My Depression Cure book has been describing different treatment options that people have used over the years (since Freud) and their pros and cons. Currently the only treatment I am using is antidepressants. I've done counseling before and have considered it again from time to time. I've just always had a hard time going to someone that is getting paid to listen to me. Its probably not making much sense but that's how I've felt. But the author of the book talked about all these studies involving anti-depressants as well as the Freudian dig deep into your past and get all your dark secrets out in the open therapy and more of a modern cognitive therapy (positive self talk). And all of these methods (with exception of Freud's) had moderate, but temporary success. Freud's just seems like a bad idea all around because it has tended to make things worse for some people.
And I've noticed that the pills I take give temporary relief.

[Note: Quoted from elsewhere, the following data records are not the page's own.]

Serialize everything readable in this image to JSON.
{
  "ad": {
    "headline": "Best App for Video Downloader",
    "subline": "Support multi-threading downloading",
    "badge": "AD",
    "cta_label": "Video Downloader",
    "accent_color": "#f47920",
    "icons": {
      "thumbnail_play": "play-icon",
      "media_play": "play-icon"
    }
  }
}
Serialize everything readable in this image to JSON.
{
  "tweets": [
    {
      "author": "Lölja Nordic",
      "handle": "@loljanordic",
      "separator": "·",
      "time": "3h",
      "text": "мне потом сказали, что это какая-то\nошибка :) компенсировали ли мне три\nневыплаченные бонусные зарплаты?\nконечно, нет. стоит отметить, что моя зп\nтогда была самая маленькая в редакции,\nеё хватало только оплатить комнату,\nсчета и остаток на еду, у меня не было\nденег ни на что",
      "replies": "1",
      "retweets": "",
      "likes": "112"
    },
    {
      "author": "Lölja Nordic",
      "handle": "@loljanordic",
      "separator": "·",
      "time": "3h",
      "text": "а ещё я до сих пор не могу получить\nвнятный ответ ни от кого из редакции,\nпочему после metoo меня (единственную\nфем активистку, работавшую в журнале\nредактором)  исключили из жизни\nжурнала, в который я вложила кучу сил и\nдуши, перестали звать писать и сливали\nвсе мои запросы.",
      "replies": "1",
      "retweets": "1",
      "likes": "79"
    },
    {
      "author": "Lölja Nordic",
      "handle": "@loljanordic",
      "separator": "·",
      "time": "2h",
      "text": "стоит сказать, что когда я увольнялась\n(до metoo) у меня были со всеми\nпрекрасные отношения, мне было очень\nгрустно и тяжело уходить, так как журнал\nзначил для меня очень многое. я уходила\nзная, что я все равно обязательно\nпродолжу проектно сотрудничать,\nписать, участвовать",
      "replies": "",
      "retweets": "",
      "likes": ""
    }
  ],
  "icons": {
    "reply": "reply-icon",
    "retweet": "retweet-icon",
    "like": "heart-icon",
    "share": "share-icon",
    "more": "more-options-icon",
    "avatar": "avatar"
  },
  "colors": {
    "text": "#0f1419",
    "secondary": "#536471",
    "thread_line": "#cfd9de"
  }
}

But I'm coming to realize that I want to work on going off of these pills eventually - by following the steps in the book and working with my doctor. Once I've gone through the steps and I've determined I am cured I anticipate that being my next step and that makes me very happy. I honestly think the combination of medications I'm on is keeping me at an unhealthy weight and making it difficult to lose weight. But first things first. Step 1: Brain Food (gotta start getting more of those Omega - 3's!)

Saturday, October 9, 2010

Adult ADD / ADHD: Signs, Symptoms, Effects, and Treatment

Adult ADD / ADHD: Signs, Symptoms, Effects, and Treatment

Been nearly a year

I know its been almost a year since my last post. I considered starting a brand new blog, but thought maybe I should continue what I started... just go about things a bit differently.
I have been thinking of getting back online for some time. But today I think I had a bit of a wake up call. I'm still baffled honestly. I just went for a walk and soon I was feeling dehydrated and very out of breath. Eventually felt like I was going to pass out. Now I HAVE been sick with a cold this week so it might be because of that. But I do know that if I was in better shape, that would not have happened.
I have yo-yo dieted for the past couple of years ever since I gained back all the weight I lost in Austin. I really can't explain why I have some success and then have a small slip up and go back to eating crap and not moving.
It occurred to me this week as well, that this is October! This is the beginning of the fall season! I have a whole 8-9 months to get in shape for Summer 2011. Why not start right now and make some goals? The way I've been living hasn't worked. Its lead me to be depressed, alone and overweight. Something obviously needs to change.
I've started reading a book called The Depression CURE and its something I really need to keep reading and absorbing. Basically the premise is - human beings weren't designed to live the modern lifestyles that we are living. To sit in sedentary jobs all day and then come home and sit in a dark apartment watching TV, eating fatty foods, alone.
Over the past several months I've considered the fact that I may indeed be ADD or ADHD. It makes sense when I consider the symptoms: extreme distract-ability, difficulty focusing on important things, forgetting about bills, losing things, keeping a messy apartment.... and on and on. I've read up on how ADD and depression are linked. I believe they feed off of each other. I feel like a failure for having a messy apartment and being late to things and losing things and get frustrated. I feel like I will never have a successful relationship because I've ruined every one I've ever had or even thought I was going to have.
So my plans for this blog are to write everything out about the changes I am making. About weight loss and just thoughts on life. I plan on finding fellow bloggers for inspiration so I won't get distracted and lose my way. And eventually become the person I was supposed to be - inside and out!